彼の待ち人はなかなか現れないようだった。しかし特段それに苛立つでも消沈するでもなく、ともすれば呑気とさえ見える風で、青年は今日もそこに立っていた。
「君はこの町の生まれか」
「はい、生まれたときから」
年恰好から見て、私がこの町を出た十年前にはこの青年も子供として街中を駆けまわっていただろうが、記憶の中にそれらしい姿は見つけられなかった。とはいえその頃ならば青年の背も人並み程度だっただろうし、他に彼を識別させるものがあるとすれば右頬のほくろくらいだったが、行きがかりの子供の頬を凝視する趣味は当時も今も持ち合わせていなかった。
「君の恩人というのも?」
「そうです」
「どんなひとだった」
「優しいひとです」
私が聞きたかったのはもっと外見的なことなのだが、彼の表情が今までにないほど嬉々としたものだったので口を差し挟めなかった。

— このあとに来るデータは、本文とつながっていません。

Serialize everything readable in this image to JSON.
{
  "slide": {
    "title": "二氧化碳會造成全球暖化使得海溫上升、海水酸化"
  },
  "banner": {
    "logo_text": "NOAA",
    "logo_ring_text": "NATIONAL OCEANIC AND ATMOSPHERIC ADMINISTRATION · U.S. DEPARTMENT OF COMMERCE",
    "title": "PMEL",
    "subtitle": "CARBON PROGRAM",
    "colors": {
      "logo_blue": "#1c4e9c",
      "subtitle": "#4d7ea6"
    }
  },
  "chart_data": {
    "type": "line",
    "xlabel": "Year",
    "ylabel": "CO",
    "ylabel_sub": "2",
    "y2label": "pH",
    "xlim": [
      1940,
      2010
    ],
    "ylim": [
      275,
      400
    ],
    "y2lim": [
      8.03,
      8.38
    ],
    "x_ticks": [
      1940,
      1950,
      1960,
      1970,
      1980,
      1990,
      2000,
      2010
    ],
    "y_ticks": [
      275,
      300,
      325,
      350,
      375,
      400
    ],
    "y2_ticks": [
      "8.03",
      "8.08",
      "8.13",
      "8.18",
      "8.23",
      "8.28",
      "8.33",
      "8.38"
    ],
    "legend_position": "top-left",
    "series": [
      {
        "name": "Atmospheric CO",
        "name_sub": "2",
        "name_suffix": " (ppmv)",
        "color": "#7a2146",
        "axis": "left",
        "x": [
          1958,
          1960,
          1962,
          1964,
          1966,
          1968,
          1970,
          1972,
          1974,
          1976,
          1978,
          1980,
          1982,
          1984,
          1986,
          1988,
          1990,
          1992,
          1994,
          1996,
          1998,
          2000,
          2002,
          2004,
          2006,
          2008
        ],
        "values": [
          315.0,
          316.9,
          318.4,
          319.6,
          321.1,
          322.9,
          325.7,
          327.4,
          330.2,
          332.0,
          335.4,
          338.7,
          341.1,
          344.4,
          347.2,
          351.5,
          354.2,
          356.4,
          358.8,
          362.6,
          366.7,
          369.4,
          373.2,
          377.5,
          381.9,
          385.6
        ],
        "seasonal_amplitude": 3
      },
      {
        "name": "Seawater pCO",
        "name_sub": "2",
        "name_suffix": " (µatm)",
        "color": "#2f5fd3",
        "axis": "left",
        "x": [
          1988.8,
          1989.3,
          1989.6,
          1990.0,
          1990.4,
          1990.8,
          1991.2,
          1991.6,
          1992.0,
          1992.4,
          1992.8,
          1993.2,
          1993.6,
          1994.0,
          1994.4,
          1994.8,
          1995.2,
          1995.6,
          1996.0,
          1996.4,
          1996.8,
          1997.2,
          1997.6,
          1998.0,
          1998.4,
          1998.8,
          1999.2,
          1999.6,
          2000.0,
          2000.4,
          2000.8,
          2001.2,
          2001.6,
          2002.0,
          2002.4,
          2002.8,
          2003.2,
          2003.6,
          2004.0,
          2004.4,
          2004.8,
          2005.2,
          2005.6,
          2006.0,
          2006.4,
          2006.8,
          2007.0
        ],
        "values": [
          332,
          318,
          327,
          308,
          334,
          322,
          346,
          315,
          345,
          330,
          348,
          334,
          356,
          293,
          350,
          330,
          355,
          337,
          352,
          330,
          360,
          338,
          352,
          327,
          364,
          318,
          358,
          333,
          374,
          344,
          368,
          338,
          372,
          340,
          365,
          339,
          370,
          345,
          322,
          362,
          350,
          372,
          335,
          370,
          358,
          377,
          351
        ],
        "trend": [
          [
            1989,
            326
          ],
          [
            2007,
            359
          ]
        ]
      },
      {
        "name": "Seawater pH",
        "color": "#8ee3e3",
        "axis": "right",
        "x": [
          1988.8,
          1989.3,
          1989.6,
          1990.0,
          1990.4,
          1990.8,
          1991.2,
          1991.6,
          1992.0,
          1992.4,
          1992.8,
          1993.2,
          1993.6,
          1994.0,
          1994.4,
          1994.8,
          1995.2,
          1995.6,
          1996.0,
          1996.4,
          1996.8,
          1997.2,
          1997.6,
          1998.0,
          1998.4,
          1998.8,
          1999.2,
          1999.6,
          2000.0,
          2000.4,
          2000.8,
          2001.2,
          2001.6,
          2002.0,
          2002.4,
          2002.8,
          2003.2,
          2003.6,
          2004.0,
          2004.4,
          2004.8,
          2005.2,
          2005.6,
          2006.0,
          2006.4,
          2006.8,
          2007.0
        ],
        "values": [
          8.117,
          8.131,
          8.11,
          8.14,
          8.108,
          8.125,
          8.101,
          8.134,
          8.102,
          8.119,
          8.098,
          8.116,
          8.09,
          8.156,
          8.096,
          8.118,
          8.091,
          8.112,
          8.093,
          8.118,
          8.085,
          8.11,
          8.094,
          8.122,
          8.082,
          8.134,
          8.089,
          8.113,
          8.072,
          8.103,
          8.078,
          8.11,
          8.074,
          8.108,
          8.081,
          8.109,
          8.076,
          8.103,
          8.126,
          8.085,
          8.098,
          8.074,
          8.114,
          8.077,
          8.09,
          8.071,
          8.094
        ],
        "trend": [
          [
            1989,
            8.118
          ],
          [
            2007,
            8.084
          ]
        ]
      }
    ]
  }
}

「正義感が強くて、困ってる人がいたらすぐ助けに行くような……だから、オレのことも放っておけなかったんだと思います」
優しくて正義感が強くて十年前には子供だった年頃の青年を助けた男。そんなのはどこにでもいるようでもあったし、どこにもいないような気もした。
「ここで待っているより、探しに行った方が早いんじゃないか」
「ここじゃないとだめなんです」
きっぱりとした口調には並々ならぬ力がこもっているように感じられた。
「思い出の場所というやつか?」
青年は否定も肯定もしなかった。私は青年の顔、さらにその上で手を広げている木の枝へと視線を移した。青年の背よりもはるかに高い、天を衝くような大樹だ。登れば町の端まで見渡せそうな木は、逆に町のどこからでも見える。世に溢れる観光名所がそうであるように、目立つところは良くも悪くもひとにとって重要な場所になりやすいのだろう。
ようやく願いが叶いそうです、と青年は言った。
風の強い夜だった。丸い月の光が川の波立った水面を、青年の左半身を、大樹の太い幹を照らしていた。
「待ち人が来たのかい」
「はい、仕事がら異動が多かったんですけど、やっとこの町に戻ってきたみたいです」
「それは良かった」
月光を差し引いても、青年の目はきらきらと輝いているように見えた。
「もうじきここに来ます」
「なら、私は退散した方が良いか」
いやに確信めいた響きに違和感を覚えながらも言うと、青年はいつか見せたように小首を傾げて応えた。
「どうして」
「いや、さすがに余所者は」
「あなたに会わせるために待ってたのに」
頭上で木の枝がざわりと揺れた。この青年を初めて恐ろしいと思った。一刻も早くその場を去りたかったが、足元にはびこる太い根がそれを妨げた。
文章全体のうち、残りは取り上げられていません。